The extra cache doesn't do a damn thing (maybe +2%)
The lower leakage currents at lower voltages allowed them to implement a far more aggressive clock curve from the factory. That's where the higher allcore clock comes from (+30W TDP)
I'm not complaining at all, I think this is an excellent way to leverage binning to sell leftover cache.
Though if I may complain, Ars used to actually write about such things in their articles instead of speculate in a way that suspiciously resembles what an AI would write.
> The extra cache doesn't do a damn thing (maybe +2%)
It depends on the task. For some memory-bound tasks the extra cache is very helpful. For CFD and other simulation workloads the benefits are huge.
For other tasks it doesn't help at all.
If someone wants a simple gaming CPU or general purpose CPU they don't need to spend the money for this.

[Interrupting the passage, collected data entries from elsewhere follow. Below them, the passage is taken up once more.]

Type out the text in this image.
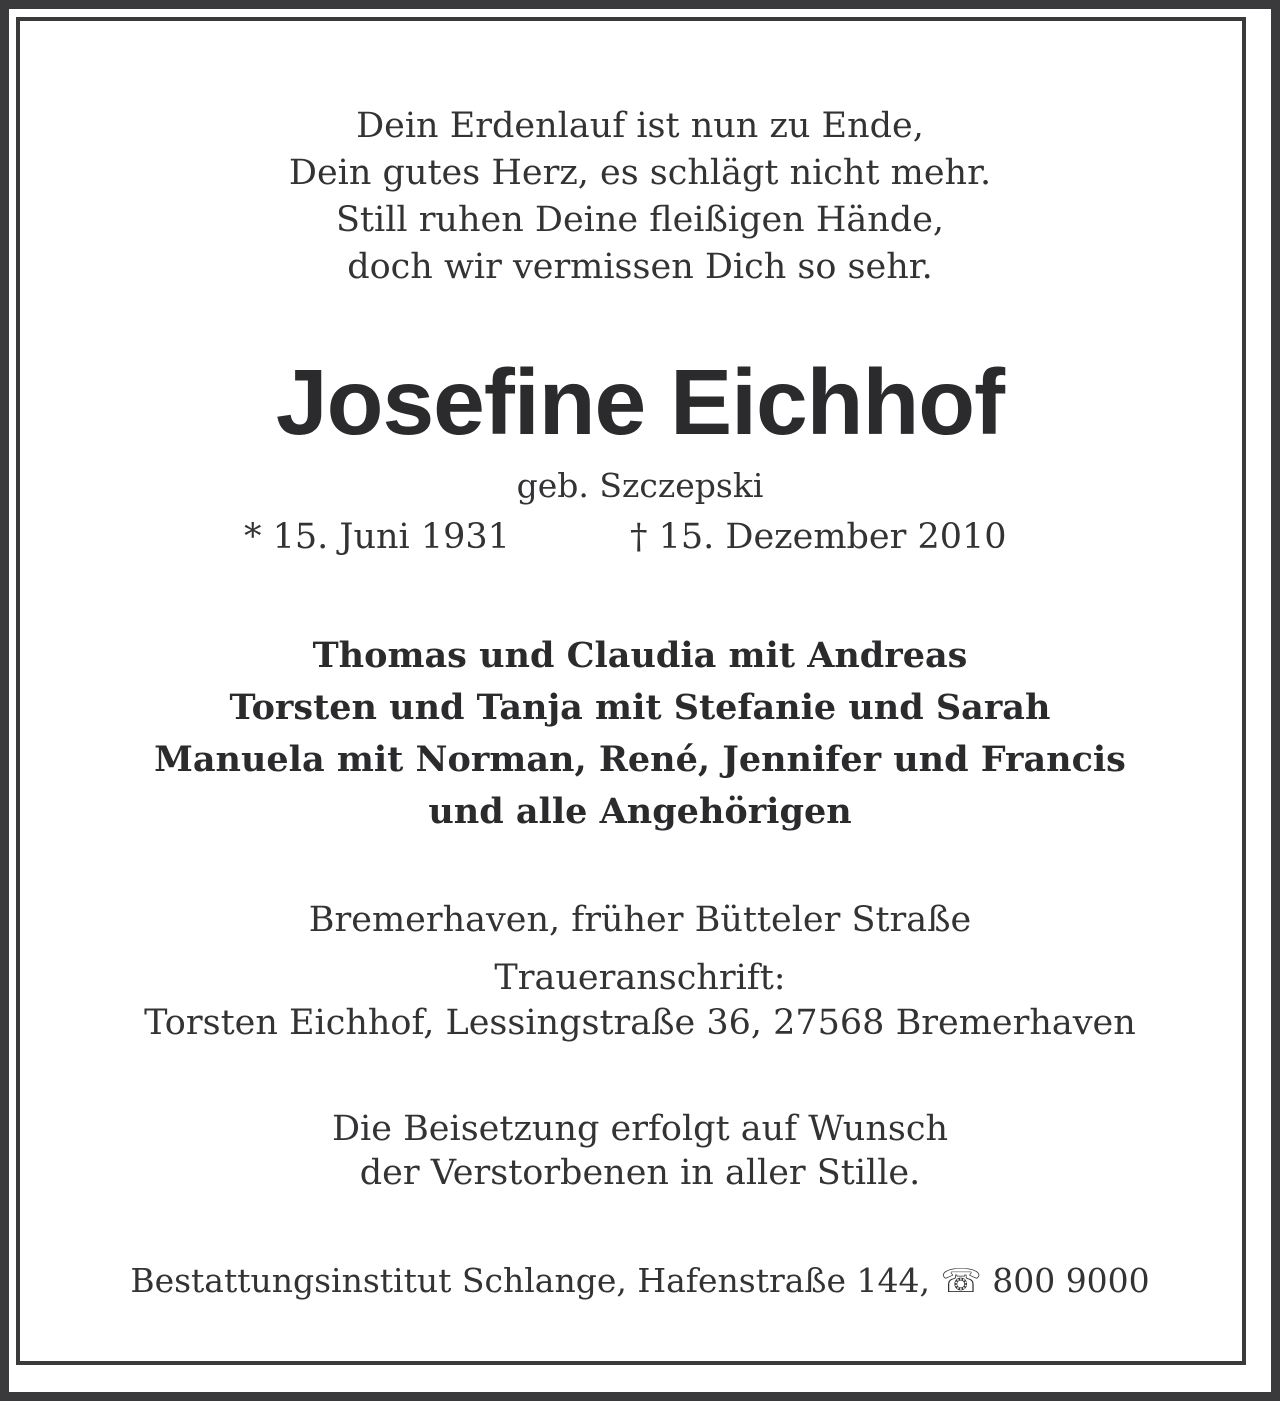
Dein Erdenlauf ist nun zu Ende,
Dein gutes Herz, es schlägt nicht mehr.
Still ruhen Deine fleißigen Hände,
doch wir vermissen Dich so sehr.
Josefine Eichhof
geb. Szczepski
* 15. Juni 1931	† 15. Dezember 2010
Thomas und Claudia mit Andreas
Torsten und Tanja mit Stefanie und Sarah
Manuela mit Norman, René, Jennifer und Francis
und alle Angehörigen
Bremerhaven, früher Bütteler Straße
Traueranschrift:
Torsten Eichhof, Lessingstraße 36, 27568 Bremerhaven
Die Beisetzung erfolgt auf Wunsch
der Verstorbenen in aller Stille.
Bestattungsinstitut Schlange, Hafenstraße 144, ☏ 800 9000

They don't need the 16-core CPU at all. The 9850X3D is a better buy for most users who aren't frequently doing a lot of highly parallel work
Probably fun for those who already bought DDR5 memory... still kicking myself for not just pulling the trigger on that 128GB dual stick kit I looked at for $600 back in September. Now it's listed at $4k...
Meanwhile I hope my AM4 will chug along a few more years.
I really want a x3d because a game I play is heavily single threaded, I have the income and the financial stability but I can't in any good conscious upgrade to am5 with the ram prices. It's insane
Context: Early in the firmware boot process the memory controller isn't configured yet so the firmware uses the cache as RAM. In this mode cache lines are never evicted since there's no memory to evict them to.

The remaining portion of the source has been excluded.